Because of the March 2017 triggering of Article 50, the GBP experienced considerable pressure after a Parliamentary vote cleared the way for May’s declaration. In the hours after Parliament rendered its decision, the GBP rapidly fell 0.7% against the USD.


On December 8, 2017, leaders from the EU and UK reached an agreement for the coming “divorce” or separation.

The deal outlined provisions for the Northern Ireland border, EU/U.K. citizenship and a financial settlement of £39 billion to be paid by the UK to the EU. Upon public announcement of a deal, the GBP rallied 0.9% against the USD and more than 1% vs the euro. 

While some were apprehensive of the future of the pound, some people and organizations viewed this in the positive light. Analysts at Goldman Sachs said that the pound was still a profitable investment. Currency traders were also optimistic about the divorce move. The dubious atmosphere persisted, but GBP restored some of the trust, its potential in the global market soared again.


On January 15, 2019, the House of Commons officially rejected May’s divorce deal by an overwhelming margin. However, the vote came as no surprise to forex traders. For January 15, 2019, session, the GBP lost a modest 0.01% vs the USD while climbing by 0.46% against the euro.

There were possibilities of a new Brexit referendum, snap election or delay of the scheduled March 29, 2019, Brexit Day.


The “implementation period”, was the period of 21 months between March 29, 2019, and December 31, 2020. Many see the implementation period as merely being an extension of UK membership in the EU. However, the ability of the UK to negotiate its treaties opens the door for new economic partnerships. The GBP echoed this sentiment shortly after the Brexit transition deal’s announcement. Significant rallies against the euro (+0.51%) and USD (+0.61%) occurred after the agreement became public in March 2018. 

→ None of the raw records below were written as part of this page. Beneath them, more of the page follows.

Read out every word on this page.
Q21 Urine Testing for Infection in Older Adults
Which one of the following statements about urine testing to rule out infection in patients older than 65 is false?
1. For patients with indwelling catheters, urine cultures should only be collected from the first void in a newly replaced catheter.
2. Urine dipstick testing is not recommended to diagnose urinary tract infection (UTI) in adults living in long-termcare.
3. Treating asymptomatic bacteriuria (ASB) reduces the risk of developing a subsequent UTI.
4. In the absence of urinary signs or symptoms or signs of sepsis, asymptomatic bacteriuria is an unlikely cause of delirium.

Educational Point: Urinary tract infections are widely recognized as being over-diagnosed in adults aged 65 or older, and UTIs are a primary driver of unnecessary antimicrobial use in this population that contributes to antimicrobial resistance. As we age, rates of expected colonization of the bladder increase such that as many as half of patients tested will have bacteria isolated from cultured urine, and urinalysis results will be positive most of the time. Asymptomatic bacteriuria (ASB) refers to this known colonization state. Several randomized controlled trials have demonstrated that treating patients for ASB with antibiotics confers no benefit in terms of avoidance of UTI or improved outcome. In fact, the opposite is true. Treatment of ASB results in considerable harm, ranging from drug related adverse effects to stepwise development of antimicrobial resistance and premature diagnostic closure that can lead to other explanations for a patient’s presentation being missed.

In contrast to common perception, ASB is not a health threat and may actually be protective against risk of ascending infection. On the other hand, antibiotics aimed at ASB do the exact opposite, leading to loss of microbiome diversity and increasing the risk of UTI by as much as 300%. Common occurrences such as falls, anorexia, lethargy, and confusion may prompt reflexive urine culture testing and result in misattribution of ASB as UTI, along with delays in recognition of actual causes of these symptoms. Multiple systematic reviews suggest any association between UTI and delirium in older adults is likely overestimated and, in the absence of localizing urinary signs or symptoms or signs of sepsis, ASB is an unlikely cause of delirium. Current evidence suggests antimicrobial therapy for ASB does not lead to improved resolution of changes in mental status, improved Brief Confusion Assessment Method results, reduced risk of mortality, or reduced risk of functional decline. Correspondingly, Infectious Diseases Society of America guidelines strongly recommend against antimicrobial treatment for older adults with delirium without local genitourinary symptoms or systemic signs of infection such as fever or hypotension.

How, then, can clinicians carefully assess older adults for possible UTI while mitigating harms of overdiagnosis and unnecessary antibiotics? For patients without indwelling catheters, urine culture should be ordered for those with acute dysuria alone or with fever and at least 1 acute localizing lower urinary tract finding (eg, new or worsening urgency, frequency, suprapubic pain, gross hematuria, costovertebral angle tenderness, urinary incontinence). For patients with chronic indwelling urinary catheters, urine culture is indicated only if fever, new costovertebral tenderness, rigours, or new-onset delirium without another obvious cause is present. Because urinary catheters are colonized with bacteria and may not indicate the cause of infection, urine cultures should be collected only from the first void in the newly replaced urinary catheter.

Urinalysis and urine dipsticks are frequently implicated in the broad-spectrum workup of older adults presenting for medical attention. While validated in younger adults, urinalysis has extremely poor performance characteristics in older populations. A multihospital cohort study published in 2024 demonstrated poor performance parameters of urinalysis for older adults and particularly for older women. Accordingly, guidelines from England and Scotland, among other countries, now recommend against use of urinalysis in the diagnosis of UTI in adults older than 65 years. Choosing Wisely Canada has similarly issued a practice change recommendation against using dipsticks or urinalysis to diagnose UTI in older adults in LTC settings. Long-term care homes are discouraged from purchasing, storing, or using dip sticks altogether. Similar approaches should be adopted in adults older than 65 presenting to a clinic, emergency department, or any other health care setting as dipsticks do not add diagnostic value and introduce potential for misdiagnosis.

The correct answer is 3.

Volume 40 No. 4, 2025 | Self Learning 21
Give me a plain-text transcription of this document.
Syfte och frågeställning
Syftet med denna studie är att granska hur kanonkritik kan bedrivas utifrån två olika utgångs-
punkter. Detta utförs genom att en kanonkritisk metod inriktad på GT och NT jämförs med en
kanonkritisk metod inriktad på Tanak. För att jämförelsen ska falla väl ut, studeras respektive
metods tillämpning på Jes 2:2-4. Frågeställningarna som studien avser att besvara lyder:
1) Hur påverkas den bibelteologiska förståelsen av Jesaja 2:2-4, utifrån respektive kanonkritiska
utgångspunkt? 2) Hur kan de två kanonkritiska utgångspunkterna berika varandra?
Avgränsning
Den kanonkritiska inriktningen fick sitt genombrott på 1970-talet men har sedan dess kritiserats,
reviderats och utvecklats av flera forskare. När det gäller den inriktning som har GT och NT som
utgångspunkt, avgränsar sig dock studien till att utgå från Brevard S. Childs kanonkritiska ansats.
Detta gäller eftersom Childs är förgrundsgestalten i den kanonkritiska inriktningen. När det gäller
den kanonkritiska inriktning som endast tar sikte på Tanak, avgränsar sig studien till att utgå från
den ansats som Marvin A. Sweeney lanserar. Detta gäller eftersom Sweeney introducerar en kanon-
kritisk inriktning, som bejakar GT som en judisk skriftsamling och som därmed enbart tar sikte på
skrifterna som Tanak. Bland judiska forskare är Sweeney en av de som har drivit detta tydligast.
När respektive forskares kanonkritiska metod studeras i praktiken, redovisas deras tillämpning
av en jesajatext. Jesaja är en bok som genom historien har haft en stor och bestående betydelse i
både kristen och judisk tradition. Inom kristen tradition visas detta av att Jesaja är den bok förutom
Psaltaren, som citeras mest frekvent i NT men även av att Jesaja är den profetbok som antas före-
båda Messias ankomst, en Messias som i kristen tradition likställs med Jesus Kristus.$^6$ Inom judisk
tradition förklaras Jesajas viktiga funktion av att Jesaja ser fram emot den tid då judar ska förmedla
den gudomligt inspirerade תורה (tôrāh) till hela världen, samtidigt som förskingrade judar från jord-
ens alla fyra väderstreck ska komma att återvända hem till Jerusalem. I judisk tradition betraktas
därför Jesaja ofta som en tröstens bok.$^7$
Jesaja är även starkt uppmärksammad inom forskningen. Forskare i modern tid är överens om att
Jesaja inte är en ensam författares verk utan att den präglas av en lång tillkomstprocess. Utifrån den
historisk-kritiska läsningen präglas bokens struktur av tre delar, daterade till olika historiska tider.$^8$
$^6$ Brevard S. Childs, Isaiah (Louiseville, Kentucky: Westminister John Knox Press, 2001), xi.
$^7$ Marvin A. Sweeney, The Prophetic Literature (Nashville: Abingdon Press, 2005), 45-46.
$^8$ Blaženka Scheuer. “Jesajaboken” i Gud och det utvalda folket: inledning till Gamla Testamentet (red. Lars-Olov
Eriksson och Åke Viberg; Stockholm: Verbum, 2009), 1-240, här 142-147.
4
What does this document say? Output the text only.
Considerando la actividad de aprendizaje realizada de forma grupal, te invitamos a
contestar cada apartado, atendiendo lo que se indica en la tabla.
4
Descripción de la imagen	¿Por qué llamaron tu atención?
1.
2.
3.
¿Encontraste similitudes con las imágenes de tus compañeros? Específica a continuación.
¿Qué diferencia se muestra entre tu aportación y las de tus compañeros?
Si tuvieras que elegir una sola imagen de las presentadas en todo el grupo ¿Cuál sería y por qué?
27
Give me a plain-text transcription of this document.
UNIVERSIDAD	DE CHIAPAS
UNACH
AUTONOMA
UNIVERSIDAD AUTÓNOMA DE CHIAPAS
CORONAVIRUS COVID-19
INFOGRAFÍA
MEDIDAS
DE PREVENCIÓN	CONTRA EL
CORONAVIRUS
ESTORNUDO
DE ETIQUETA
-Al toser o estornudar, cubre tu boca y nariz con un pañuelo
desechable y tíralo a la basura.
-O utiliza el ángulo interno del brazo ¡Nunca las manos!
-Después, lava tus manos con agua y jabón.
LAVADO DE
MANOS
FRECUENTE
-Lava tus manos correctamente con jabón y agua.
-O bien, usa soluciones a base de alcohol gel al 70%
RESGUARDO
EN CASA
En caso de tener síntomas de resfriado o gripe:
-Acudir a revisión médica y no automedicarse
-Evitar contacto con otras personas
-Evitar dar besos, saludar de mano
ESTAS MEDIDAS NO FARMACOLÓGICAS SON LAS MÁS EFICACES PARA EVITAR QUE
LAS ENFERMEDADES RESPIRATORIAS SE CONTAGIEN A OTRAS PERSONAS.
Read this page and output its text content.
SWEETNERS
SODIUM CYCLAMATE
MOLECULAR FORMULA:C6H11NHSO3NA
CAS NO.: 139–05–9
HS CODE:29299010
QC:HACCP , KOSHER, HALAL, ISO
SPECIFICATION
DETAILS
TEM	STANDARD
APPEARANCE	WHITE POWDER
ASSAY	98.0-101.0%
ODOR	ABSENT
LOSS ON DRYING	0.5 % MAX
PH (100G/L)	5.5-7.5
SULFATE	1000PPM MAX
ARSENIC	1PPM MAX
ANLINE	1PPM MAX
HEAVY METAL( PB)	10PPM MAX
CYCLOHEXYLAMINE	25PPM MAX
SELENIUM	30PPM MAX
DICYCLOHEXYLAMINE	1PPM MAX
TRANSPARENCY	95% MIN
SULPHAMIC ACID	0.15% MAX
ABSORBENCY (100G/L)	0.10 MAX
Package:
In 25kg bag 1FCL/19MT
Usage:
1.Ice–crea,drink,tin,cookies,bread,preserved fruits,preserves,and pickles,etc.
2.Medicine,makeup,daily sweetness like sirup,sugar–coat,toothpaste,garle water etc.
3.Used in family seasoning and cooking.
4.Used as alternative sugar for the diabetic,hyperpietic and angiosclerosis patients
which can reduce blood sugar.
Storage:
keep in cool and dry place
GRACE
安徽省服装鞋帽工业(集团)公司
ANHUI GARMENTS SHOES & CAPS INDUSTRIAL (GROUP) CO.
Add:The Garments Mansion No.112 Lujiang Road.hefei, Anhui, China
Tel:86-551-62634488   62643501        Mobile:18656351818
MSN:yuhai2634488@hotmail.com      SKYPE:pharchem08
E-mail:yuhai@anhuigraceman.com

However, the GBP struggled to sustain market-share throughout the tumult of 2018. For the year, the GBP lost 1.8% against the USD and 1.1% vs the euro. Nonetheless, the pound sterling rebounded in 2019 against the majors. During 2019, the GBP gained more than 4% and 6% versus the USD the euro respectively.


There has been a diverse division of people of what holds for the UK economic future. People of the United Kingdom feel that leaving EU has saved the nation from various anomalies of the organisation like:

  • The corruption in the EU
  • Regional Separatist mentality in the number of member states
  • Anti-Democratic nature of EU

Experts say that leaving the EU might be the right decision in the long run. However, it leads to tensed relations with Ireland, losses for both, importers and of course, fall of the pound.

Brexit and The Pounds

Being a part of the EU gave Britain a myriad benefits. However, its exit has put doubt in the mind of investors and businesses across the world. The UK was one of the politically most influential countries of the total of 28 countries. As it has withdrawn, there is speculation that Germany might rise to power and dominate the organization.

The bigger question which arises now is how Britain withdraws from the European Union, whether it will go for Hard Brexit (sharp deal to cut off ties with no trade and projects continued) or Soft Brexit (agreement on specific policies). 

The coronavirus pandemic has already severely hit finances all over the world and the UK has taken one of the biggest hits by its GDP plummeting by 20.4%. It is undoubtedly a critical time for policy-makers and citizens all over the UK as their calculated risks and visions today will either save or destroy, once a valiant colony as the British empire.

If the UK fails to strike a deal with the EU by the current end date of the transition period, i.e., December 31, 2020 – and the period unextended – then the country would leave with no deal and revert to WTO rules on trade and security – which would have a direct impact on the pound.